Seizure detection based on heart rate variability using a wearable electrocardiography device

2019 
OBJECTIVE: To assess the feasibility and accuracy of seizure detection based on heart rate variability (HRV) using a wearable electrocardiography (ECG) device. Noninvasive devices for detection of convulsive seizures (generalized tonic-clonic and focal to bilateral tonic-clonic seizures) have been validated in phase 2 and 3 studies. However, detection of nonconvulsive seizures still needs further research, since currently available methods have either low sensitivity or an extremely high false alarm rate (FAR). METHODS: In this phase 2 study, we prospectively recruited patients admitted to long-term video-EEG monitoring (LTM). ECG was recorded using a dedicated wearable device. Seizures were automatically detected using HRV parameters computed off-line, blinded to all other data. We compared the performance of 26 automated algorithms with the seizure time-points marked by experts who reviewed the LTM recording. Patients were classified as responders if >66% of their seizures were detected. RESULTS: We recruited 100 consecutive patients and analyzed 126 seizures (108 nonconvulsive and 18 convulsive) from 43 patients who had seizures during monitoring.

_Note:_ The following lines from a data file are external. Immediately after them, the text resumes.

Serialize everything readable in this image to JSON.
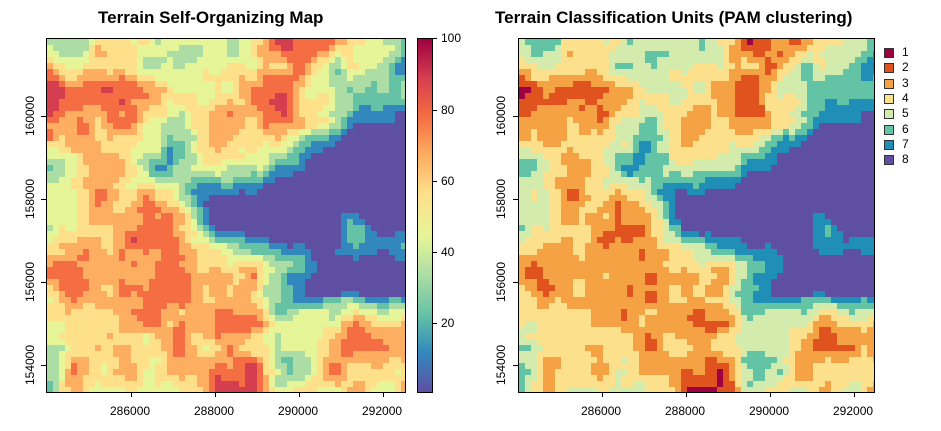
{
  "panels": {
    "left": {
      "title": "Terrain Self-Organizing Map",
      "x_ticks": [
        "286000",
        "288000",
        "290000",
        "292000"
      ],
      "y_ticks": [
        "154000",
        "156000",
        "158000",
        "160000"
      ],
      "colorbar_ticks": [
        "20",
        "40",
        "60",
        "80",
        "100"
      ]
    },
    "right": {
      "title": "Terrain Classification Units (PAM clustering)",
      "x_ticks": [
        "286000",
        "288000",
        "290000",
        "292000"
      ],
      "y_ticks": [
        "154000",
        "156000",
        "158000",
        "160000"
      ],
      "legend": [
        {
          "label": "1",
          "color": "#9e0142"
        },
        {
          "label": "2",
          "color": "#e0531f"
        },
        {
          "label": "3",
          "color": "#f4a243"
        },
        {
          "label": "4",
          "color": "#fde08b"
        },
        {
          "label": "5",
          "color": "#d3ecae"
        },
        {
          "label": "6",
          "color": "#63c3a5"
        },
        {
          "label": "7",
          "color": "#1f8fb8"
        },
        {
          "label": "8",
          "color": "#5e4fa2"
        }
      ]
    }
  },
  "map_data": {
    "x_range": [
      284200,
      292700
    ],
    "y_range": [
      153300,
      161800
    ],
    "colorbar_range": [
      0,
      100
    ],
    "palette": [
      "#5e4fa2",
      "#3288bd",
      "#66c2a5",
      "#abdda4",
      "#e6f598",
      "#fee08b",
      "#fdae61",
      "#f46d43",
      "#d53e4f",
      "#9e0142"
    ]
  }
}
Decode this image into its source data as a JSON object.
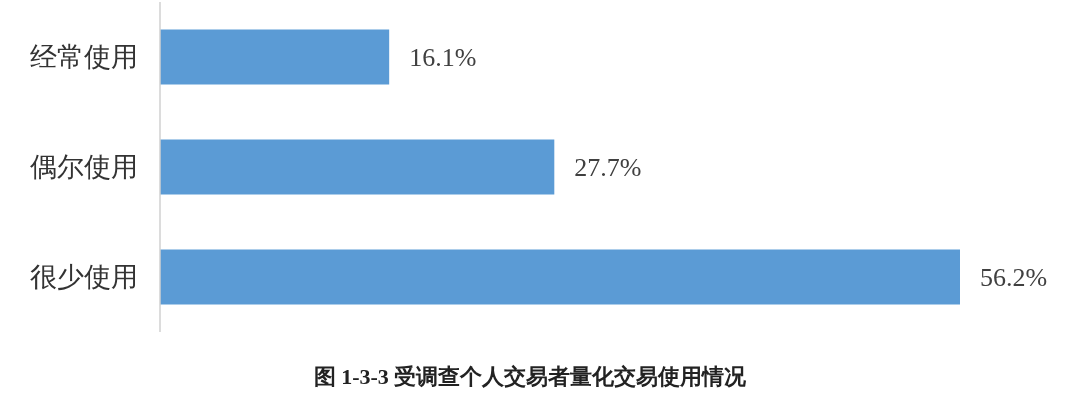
{
  "chart_data": {
    "type": "bar",
    "orientation": "horizontal",
    "title": "图 1-3-3 受调查个人交易者量化交易使用情况",
    "categories": [
      "经常使用",
      "偶尔使用",
      "很少使用"
    ],
    "values": [
      16.1,
      27.7,
      56.2
    ],
    "value_labels": [
      "16.1%",
      "27.7%",
      "56.2%"
    ],
    "color": "#5b9bd5"
  }
}
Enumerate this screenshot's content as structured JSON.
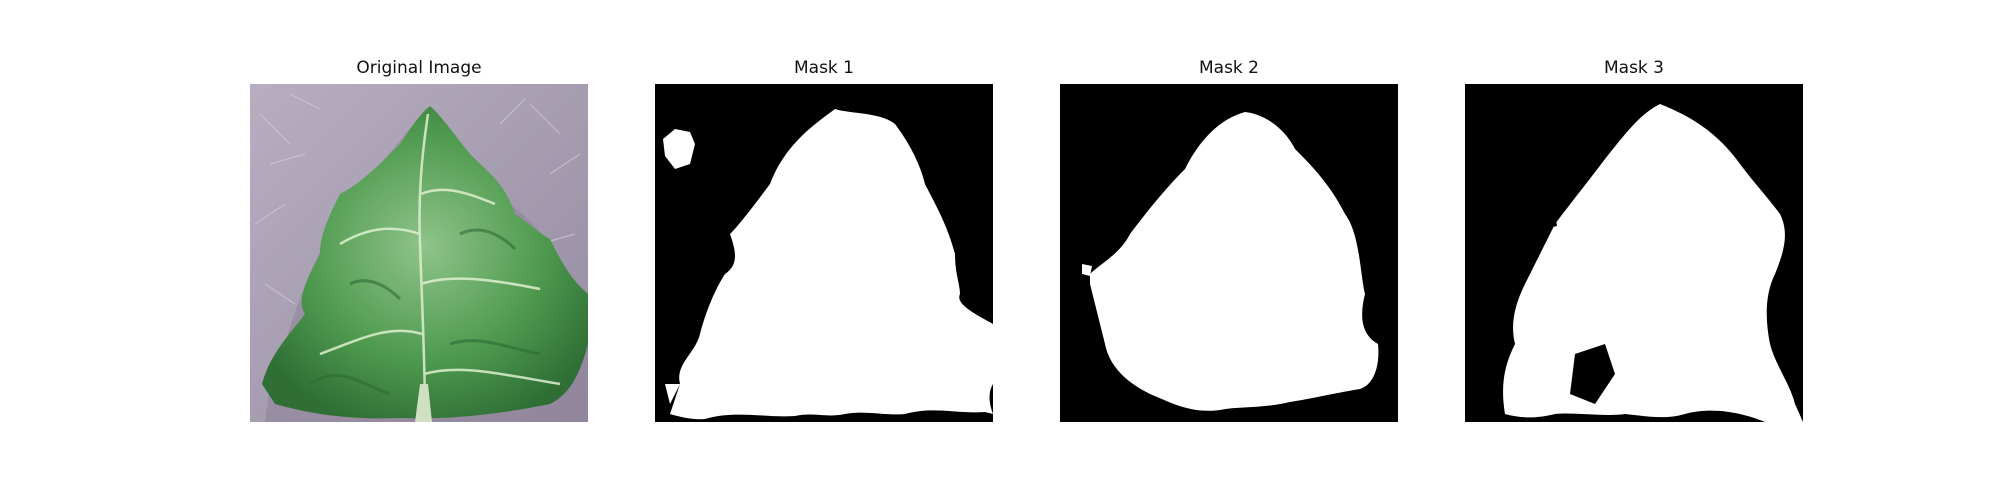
{
  "panels": [
    {
      "title": "Original Image",
      "kind": "photo",
      "colors": {
        "background": "#a9a0b3",
        "leaf": "#4f9a4f",
        "leaf_light": "#b9d9a8",
        "stem": "#cfe0c0"
      }
    },
    {
      "title": "Mask 1",
      "kind": "mask",
      "colors": {
        "background": "#000000",
        "foreground": "#ffffff"
      }
    },
    {
      "title": "Mask 2",
      "kind": "mask",
      "colors": {
        "background": "#000000",
        "foreground": "#ffffff"
      }
    },
    {
      "title": "Mask 3",
      "kind": "mask",
      "colors": {
        "background": "#000000",
        "foreground": "#ffffff"
      }
    }
  ]
}
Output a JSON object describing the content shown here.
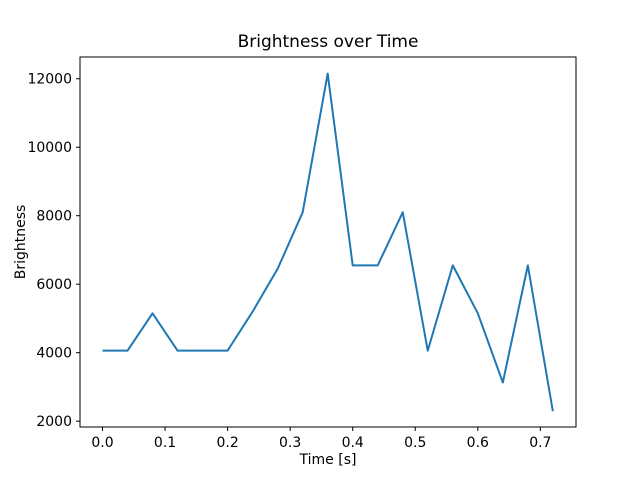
{
  "chart_data": {
    "type": "line",
    "title": "Brightness over Time",
    "xlabel": "Time [s]",
    "ylabel": "Brightness",
    "grid": false,
    "legend": null,
    "line_color": "#1f77b4",
    "background_color": "#ffffff",
    "axis_color": "#000000",
    "x": [
      0.0,
      0.04,
      0.08,
      0.12,
      0.16,
      0.2,
      0.24,
      0.28,
      0.32,
      0.36,
      0.4,
      0.44,
      0.48,
      0.52,
      0.56,
      0.6,
      0.64,
      0.68,
      0.72
    ],
    "y": [
      4060,
      4060,
      5150,
      4060,
      4060,
      4060,
      5200,
      6450,
      8100,
      12150,
      6550,
      6550,
      8100,
      4060,
      6550,
      5150,
      3130,
      6550,
      2290
    ],
    "xlim": [
      -0.036,
      0.757
    ],
    "ylim": [
      1830,
      12635
    ],
    "xticks": {
      "values": [
        0.0,
        0.1,
        0.2,
        0.3,
        0.4,
        0.5,
        0.6,
        0.7
      ],
      "labels": [
        "0.0",
        "0.1",
        "0.2",
        "0.3",
        "0.4",
        "0.5",
        "0.6",
        "0.7"
      ]
    },
    "yticks": {
      "values": [
        2000,
        4000,
        6000,
        8000,
        10000,
        12000
      ],
      "labels": [
        "2000",
        "4000",
        "6000",
        "8000",
        "10000",
        "12000"
      ]
    }
  }
}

The best-performing HRV algorithm combined a measure of sympathetic activity with a measure of how quickly HR changes occurred. The algorithm identified 53.5% of the patients with seizures as responders. Among responders, detection sensitivity was 93.1% (95% CI: 86.6%-99.6%) for all seizures and 90.5% (95% CI: 77.4%-97.3%) for nonconvulsive seizures. FAR was 1.0/24 h (0.11/night). Median seizure detection latency was 30 s. Typically, patients with prominent autonomic nervous system changes were responders: An ictal change of >50 heartbeats per minute predicted who would be responder with a positive predictive value of 87% and a negative predictive value of 90%. SIGNIFICANCE: The automated HRV algorithm, using ECG recorded with a wearable device, has high sensitivity for detecting seizures, including the nonconvulsive ones. FAR was low during the night. This approach is feasible in patients with prominent ictal autonomic changes.